“I expect he didn’t want the others to know that he was living in the lap of luxury, my son. Go and eat, because I am coming to overhaul everything and see that all is shipshape before we start on the last bit of the journey, at the end of which this uncertainty will be lifted from me.”
In spite of its pleasantry, Abdul recognized the one tone in his master’s voice which always caused him to obey with alacrity.
He salaamed and departed to do his master’s bidding, gathering a good sleeveful of locusts as he went, and sat, making finger gestures towards the east and returning thanks to Allah for the tasty addition to the meal, while the disgusting beasts browned nicely upon the iron plate spread with camel fat.
But a few hours later he turned in his saddle, then raised his hands to the heavens, which showed black as with thunder towards the east.
“May Allah burn them with the fire of His wrath!
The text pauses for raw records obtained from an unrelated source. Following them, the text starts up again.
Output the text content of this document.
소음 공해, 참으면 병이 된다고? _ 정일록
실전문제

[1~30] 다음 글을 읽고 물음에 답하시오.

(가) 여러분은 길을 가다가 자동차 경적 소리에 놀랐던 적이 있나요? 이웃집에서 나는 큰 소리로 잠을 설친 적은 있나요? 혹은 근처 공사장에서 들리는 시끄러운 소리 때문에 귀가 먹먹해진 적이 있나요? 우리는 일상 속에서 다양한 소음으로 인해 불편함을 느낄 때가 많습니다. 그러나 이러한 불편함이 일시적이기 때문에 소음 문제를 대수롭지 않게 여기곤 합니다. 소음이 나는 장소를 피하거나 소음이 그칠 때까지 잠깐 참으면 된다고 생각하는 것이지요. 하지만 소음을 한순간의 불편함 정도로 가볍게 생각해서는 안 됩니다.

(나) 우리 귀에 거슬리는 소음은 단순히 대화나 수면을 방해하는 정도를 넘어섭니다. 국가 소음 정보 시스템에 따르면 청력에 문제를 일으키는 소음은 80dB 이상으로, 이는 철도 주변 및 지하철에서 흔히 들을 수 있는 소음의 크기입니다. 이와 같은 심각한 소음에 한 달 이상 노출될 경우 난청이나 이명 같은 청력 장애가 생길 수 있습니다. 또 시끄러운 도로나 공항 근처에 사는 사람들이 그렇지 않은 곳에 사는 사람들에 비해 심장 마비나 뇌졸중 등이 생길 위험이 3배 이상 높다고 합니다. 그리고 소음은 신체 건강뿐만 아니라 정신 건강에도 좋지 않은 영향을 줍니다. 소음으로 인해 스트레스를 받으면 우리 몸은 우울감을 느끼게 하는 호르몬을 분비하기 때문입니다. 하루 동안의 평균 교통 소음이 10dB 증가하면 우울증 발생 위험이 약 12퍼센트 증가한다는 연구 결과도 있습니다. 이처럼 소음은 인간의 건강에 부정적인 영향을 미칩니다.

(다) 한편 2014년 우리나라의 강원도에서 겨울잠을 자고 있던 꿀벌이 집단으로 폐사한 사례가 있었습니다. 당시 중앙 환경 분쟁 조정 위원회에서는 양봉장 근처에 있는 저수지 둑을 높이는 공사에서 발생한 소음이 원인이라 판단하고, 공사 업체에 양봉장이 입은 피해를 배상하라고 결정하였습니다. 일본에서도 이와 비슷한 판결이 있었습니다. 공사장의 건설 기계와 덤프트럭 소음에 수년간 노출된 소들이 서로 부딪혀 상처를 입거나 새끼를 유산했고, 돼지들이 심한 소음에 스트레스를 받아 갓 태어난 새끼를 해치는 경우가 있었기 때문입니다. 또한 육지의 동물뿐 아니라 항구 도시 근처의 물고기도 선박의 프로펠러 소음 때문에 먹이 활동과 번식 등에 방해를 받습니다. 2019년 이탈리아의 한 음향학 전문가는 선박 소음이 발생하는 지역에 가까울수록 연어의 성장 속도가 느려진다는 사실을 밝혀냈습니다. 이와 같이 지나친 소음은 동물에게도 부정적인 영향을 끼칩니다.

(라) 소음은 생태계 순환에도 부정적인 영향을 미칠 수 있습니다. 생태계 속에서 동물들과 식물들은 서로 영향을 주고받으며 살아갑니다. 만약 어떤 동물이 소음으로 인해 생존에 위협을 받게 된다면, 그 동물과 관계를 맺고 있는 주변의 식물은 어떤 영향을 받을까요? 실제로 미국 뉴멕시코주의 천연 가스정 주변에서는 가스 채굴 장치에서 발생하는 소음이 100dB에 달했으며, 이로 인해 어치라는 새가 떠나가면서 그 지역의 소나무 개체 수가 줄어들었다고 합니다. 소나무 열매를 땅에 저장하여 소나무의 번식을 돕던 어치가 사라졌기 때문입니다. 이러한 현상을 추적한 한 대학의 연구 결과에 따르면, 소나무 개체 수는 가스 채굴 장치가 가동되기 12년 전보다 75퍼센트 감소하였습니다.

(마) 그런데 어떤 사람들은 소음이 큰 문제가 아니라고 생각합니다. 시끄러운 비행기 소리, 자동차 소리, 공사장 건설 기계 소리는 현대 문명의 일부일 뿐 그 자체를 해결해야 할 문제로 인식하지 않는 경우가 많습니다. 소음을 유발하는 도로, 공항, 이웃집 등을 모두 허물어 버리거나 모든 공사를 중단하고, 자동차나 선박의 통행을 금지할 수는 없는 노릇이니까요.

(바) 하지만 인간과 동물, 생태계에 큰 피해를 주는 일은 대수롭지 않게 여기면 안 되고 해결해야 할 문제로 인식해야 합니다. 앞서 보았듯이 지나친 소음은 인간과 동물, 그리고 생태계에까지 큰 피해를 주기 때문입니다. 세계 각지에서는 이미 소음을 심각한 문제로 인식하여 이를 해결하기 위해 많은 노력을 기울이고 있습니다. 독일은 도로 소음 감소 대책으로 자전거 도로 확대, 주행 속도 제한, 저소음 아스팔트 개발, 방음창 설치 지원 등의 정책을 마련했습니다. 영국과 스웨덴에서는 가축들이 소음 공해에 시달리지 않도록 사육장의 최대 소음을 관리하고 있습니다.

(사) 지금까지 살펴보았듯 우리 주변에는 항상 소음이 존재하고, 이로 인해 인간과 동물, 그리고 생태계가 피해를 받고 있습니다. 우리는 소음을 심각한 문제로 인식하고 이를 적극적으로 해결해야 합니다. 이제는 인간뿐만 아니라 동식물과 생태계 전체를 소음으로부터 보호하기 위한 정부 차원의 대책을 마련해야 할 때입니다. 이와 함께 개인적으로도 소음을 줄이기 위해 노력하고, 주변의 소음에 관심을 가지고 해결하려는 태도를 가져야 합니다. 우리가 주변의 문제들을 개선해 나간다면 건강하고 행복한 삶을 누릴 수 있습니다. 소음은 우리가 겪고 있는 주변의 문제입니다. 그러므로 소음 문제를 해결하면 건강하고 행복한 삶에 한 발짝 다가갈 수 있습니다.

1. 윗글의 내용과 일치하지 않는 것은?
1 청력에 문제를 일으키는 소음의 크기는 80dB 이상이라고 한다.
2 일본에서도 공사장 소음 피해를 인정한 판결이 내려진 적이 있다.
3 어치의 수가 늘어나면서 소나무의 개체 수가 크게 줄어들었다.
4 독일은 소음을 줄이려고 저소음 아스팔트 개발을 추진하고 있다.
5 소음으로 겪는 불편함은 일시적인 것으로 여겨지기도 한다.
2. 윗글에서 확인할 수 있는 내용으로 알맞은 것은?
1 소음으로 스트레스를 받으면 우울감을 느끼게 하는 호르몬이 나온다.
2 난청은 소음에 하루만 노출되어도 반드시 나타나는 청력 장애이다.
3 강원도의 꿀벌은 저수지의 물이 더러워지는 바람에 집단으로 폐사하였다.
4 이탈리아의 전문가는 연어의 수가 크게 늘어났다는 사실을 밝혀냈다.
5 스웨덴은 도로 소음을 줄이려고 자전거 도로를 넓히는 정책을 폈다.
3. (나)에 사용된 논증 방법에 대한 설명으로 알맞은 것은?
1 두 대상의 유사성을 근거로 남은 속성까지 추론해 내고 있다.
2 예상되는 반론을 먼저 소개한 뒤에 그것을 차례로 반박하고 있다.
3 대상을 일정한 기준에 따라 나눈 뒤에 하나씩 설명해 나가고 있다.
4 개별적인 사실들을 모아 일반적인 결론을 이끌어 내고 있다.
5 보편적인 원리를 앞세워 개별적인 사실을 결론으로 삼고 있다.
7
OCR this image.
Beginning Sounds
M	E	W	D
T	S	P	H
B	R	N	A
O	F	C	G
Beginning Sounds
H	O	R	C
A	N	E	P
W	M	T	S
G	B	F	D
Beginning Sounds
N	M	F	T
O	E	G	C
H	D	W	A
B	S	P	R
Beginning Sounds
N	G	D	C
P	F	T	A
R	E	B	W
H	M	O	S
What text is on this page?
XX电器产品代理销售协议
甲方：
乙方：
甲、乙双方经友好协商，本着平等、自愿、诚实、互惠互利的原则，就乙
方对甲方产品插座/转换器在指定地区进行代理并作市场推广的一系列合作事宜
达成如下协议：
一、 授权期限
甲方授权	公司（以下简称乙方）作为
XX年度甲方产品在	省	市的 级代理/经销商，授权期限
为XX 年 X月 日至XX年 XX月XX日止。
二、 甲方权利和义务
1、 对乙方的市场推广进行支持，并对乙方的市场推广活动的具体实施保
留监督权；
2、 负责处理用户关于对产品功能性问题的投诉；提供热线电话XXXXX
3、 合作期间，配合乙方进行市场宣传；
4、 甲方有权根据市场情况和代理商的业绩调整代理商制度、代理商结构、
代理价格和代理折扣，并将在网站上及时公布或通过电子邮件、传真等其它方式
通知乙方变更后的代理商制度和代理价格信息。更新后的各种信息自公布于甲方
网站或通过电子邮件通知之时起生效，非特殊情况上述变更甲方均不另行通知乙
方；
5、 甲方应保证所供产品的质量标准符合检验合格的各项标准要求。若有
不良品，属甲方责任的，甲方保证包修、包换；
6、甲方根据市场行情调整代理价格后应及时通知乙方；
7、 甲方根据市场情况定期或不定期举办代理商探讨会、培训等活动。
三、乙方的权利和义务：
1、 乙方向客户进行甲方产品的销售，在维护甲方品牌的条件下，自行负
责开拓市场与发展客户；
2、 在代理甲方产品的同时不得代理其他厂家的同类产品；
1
May His right hand crush the life from them! May He speak words of anger so that they are swept from the white man’s path.”
From his seat upon the first of seven camels he looked at Ralph Trenchard, who rode at his side, and back along the six beasts which, fastened muzzle to scrimpy tail by rope, had leisurely followed each other up and down the great ridges, whilst the menacing cloud spread rapidly across the sky.
Ralph Trenchard turned and looked back.
“I am sorry I have been the cause of your getting into this frightful danger, Abdul,” he said quietly. “Still, I have been in tighter corners than this and won out, so we won’t despair. You see, the swarm may pass well over our heads as there is nothing green for it to settle on within miles. Besides, if we had stayed where we were it would have been the same thing. We haven’t got so very far from the camp. Still, I’m sorry, and I....”
The rest of the sentence was jerked from him as his camel stumbled to its knees, half rose, fell, and with an infuriated scream got to its feet with the curious back jump exclusive to a fallen camel. They proceeded in silence for almost a quarter of a mile, when there came a shout from Abdul which was lost in a chorus of shrieks and groans and lamentations from the string, as the middle camel crashed, pulling its brother behind to its knees by the rope attached to its halter, and its sister in front to a sitting position by the rope attached to her skimpy tail, until at last the seven beasts sprawled upon the ground.
Ralph Trenchard followed Abdul’s pointing finger. Lost in his thoughts and without looking at the ground over which he travelled, he had passed up and down the ridges which were soon to end in a great flat space. He looked down now, and shuddered at the sight. A thin layer of brown and crawling locusts lay upon the sands as far as eye could see—a terrible, living sheet of slipperiness upon which no biped or quadruped could hope to remain upright for long. He did not hesitate. He shook out the feet-long leather thong of the camel-whip and flicked the sides of the nearest fallen camel, against which was already forming a drift of locusts. And as the camel tried to rise he flicked the others, whilst Abdul alternately shouted encouragement and prayed to Allah. And when at last the beasts had been forced to their feet, to stand indifferent and contemptuous, he took his camel slowly across to where Abdul sat upon the leader and looked him in the face, whilst locusts, hurled by the ever-increasing wind, rattled like hailstones upon his topee, and caught and clung and crawled over his shirt and breeches and over his servant’s robes.